An interesting contemporary parallel is the Sugarcubes, who released their last album a few days after the Manics' debut. Though wildly different in style, the Icelandic punk-poppers juggled a similar mix of poltical radicalism, deliberate unpalatability (their self-founded record-label wasn't called Smekkleysa (Bad Taste) for nothing), a wicked sense of humour and moments of thrilling, despite-themselves beauty. The most obvious lasting high-point of Generation Terrorists is of course Motorcycle Emptiness, the Manics song for people who don't like the Manics. It wanted to be their All The Young Dudes and its elegiac grandness hit its mark. It's far from the only solid-gold keeper, though - You Love Us and Stay Beautiful's self-aware skewering of their own fans and image are cheeky and electric, Little Baby Nothing anthemic and ideologically sharp. There's lesser-mentioned gems as well - James' anguished vocal, jagged, squiggling riffs and sassy "baay-haaay-beee" backing on 'Born To End' remains one of my personal favourites, and the two versions of 'Repeat' are short, punchy calls to arms.
The sloganeering of the album remains a stumbling block for many, but to me the politics are admirably crude, refusing dilution or measured delivery. They don't bother to round off the corners of their collages, to make the words flow better or sound cleverer, and that gives the songs a sharply arresting power. For years we might have winced at their yelled verbal placards, but Natwest, Barclays, Midland, Lloyds doesn't seem quite as daft now, does it?

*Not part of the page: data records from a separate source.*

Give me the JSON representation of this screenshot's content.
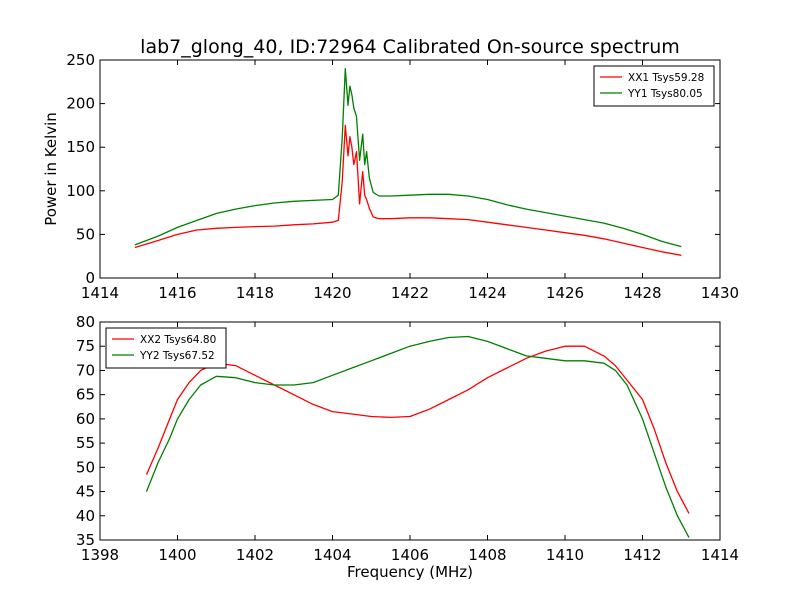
{
  "chart_data": [
    {
      "type": "line",
      "title": "lab7_glong_40, ID:72964 Calibrated On-source spectrum",
      "xlabel": "",
      "ylabel": "Power in Kelvin",
      "xlim": [
        1414,
        1430
      ],
      "ylim": [
        0,
        250
      ],
      "xticks": [
        "1414",
        "1416",
        "1418",
        "1420",
        "1422",
        "1424",
        "1426",
        "1428",
        "1430"
      ],
      "yticks": [
        "0",
        "50",
        "100",
        "150",
        "200",
        "250"
      ],
      "grid": false,
      "legend_position": "top-right",
      "series": [
        {
          "name": "XX1 Tsys59.28",
          "color": "#ff0000",
          "x": [
            1414.9,
            1415.5,
            1416.0,
            1416.5,
            1417.0,
            1417.5,
            1418.0,
            1418.5,
            1419.0,
            1419.5,
            1420.0,
            1420.15,
            1420.25,
            1420.33,
            1420.4,
            1420.45,
            1420.5,
            1420.55,
            1420.62,
            1420.7,
            1420.78,
            1420.83,
            1420.88,
            1420.95,
            1421.05,
            1421.2,
            1421.5,
            1422.0,
            1422.5,
            1423.0,
            1423.5,
            1424.0,
            1424.5,
            1425.0,
            1425.5,
            1426.0,
            1426.5,
            1427.0,
            1427.5,
            1428.0,
            1428.5,
            1429.0
          ],
          "values": [
            35,
            43,
            50,
            55,
            57,
            58,
            59,
            59.5,
            61,
            62,
            64,
            66,
            110,
            175,
            140,
            162,
            150,
            130,
            145,
            85,
            122,
            95,
            90,
            80,
            70,
            68,
            68,
            69,
            69,
            68,
            67,
            64,
            61,
            58,
            55,
            52,
            49,
            45,
            40,
            35,
            30,
            26
          ]
        },
        {
          "name": "YY1 Tsys80.05",
          "color": "#008000",
          "x": [
            1414.9,
            1415.5,
            1416.0,
            1416.5,
            1417.0,
            1417.5,
            1418.0,
            1418.5,
            1419.0,
            1419.5,
            1420.0,
            1420.15,
            1420.25,
            1420.33,
            1420.4,
            1420.45,
            1420.5,
            1420.55,
            1420.62,
            1420.7,
            1420.78,
            1420.83,
            1420.88,
            1420.95,
            1421.05,
            1421.2,
            1421.5,
            1422.0,
            1422.5,
            1423.0,
            1423.5,
            1424.0,
            1424.5,
            1425.0,
            1425.5,
            1426.0,
            1426.5,
            1427.0,
            1427.5,
            1428.0,
            1428.5,
            1429.0
          ],
          "values": [
            38,
            48,
            58,
            66,
            74,
            79,
            83,
            86,
            88,
            89,
            90,
            95,
            160,
            240,
            198,
            220,
            210,
            195,
            185,
            135,
            165,
            130,
            145,
            115,
            98,
            94,
            94,
            95,
            96,
            96,
            94,
            90,
            84,
            79,
            75,
            71,
            67,
            63,
            57,
            50,
            42,
            36
          ]
        }
      ]
    },
    {
      "type": "line",
      "title": "",
      "xlabel": "Frequency (MHz)",
      "ylabel": "",
      "xlim": [
        1398,
        1414
      ],
      "ylim": [
        35,
        80
      ],
      "xticks": [
        "1398",
        "1400",
        "1402",
        "1404",
        "1406",
        "1408",
        "1410",
        "1412",
        "1414"
      ],
      "yticks": [
        "35",
        "40",
        "45",
        "50",
        "55",
        "60",
        "65",
        "70",
        "75",
        "80"
      ],
      "grid": false,
      "legend_position": "top-left",
      "series": [
        {
          "name": "XX2 Tsys64.80",
          "color": "#ff0000",
          "x": [
            1399.2,
            1399.5,
            1399.8,
            1400.0,
            1400.3,
            1400.6,
            1401.0,
            1401.5,
            1402.0,
            1402.5,
            1403.0,
            1403.5,
            1404.0,
            1404.5,
            1405.0,
            1405.5,
            1406.0,
            1406.5,
            1407.0,
            1407.5,
            1408.0,
            1408.5,
            1409.0,
            1409.5,
            1410.0,
            1410.5,
            1411.0,
            1411.3,
            1411.6,
            1412.0,
            1412.3,
            1412.6,
            1412.9,
            1413.2
          ],
          "values": [
            48.5,
            54,
            60,
            64,
            67.5,
            70,
            71.5,
            71,
            69,
            67,
            65,
            63,
            61.5,
            61,
            60.5,
            60.3,
            60.5,
            62,
            64,
            66,
            68.5,
            70.5,
            72.5,
            74,
            75,
            75,
            73,
            71,
            68,
            64,
            58,
            51,
            45,
            40.5
          ]
        },
        {
          "name": "YY2 Tsys67.52",
          "color": "#008000",
          "x": [
            1399.2,
            1399.5,
            1399.8,
            1400.0,
            1400.3,
            1400.6,
            1401.0,
            1401.5,
            1402.0,
            1402.5,
            1403.0,
            1403.5,
            1404.0,
            1404.5,
            1405.0,
            1405.5,
            1406.0,
            1406.5,
            1407.0,
            1407.5,
            1408.0,
            1408.5,
            1409.0,
            1409.5,
            1410.0,
            1410.5,
            1411.0,
            1411.3,
            1411.6,
            1412.0,
            1412.3,
            1412.6,
            1412.9,
            1413.2
          ],
          "values": [
            45,
            51,
            56,
            60,
            64,
            67,
            68.8,
            68.5,
            67.5,
            67,
            67,
            67.5,
            69,
            70.5,
            72,
            73.5,
            75,
            76,
            76.8,
            77,
            76,
            74.5,
            73,
            72.5,
            72,
            72,
            71.5,
            70,
            67,
            60,
            53,
            46,
            40,
            35.5
          ]
        }
      ]
    }
  ]
}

Not just to be valued for its audacity or as an anomaly, though, Generation Terrorists should be celebrated because among its messy feast of ideas it remembers to be fun. There's a cleansing and creative glee in its righteous rage and cultural destruction that's rarer in Gold Against The Soul and The Holy Bible. We should try to resist the mawkish or ghoulish tendency to deify the picture of Richey with his '4 Real' slashes and the most dead-end depressed lyrics of The Holy Bible above all else, and the video for Love's Sweet Exile is as good a place as any to start with that battle. I don't put Generation Terrorists on (and I do still put it on) as an academic listening exercise or for the nostalgia trip; I put it on so I can be jump about, invigorated and giggling, on the nearest stable bit of soft furnishing like an absolute berk. I suggest you go and do the same.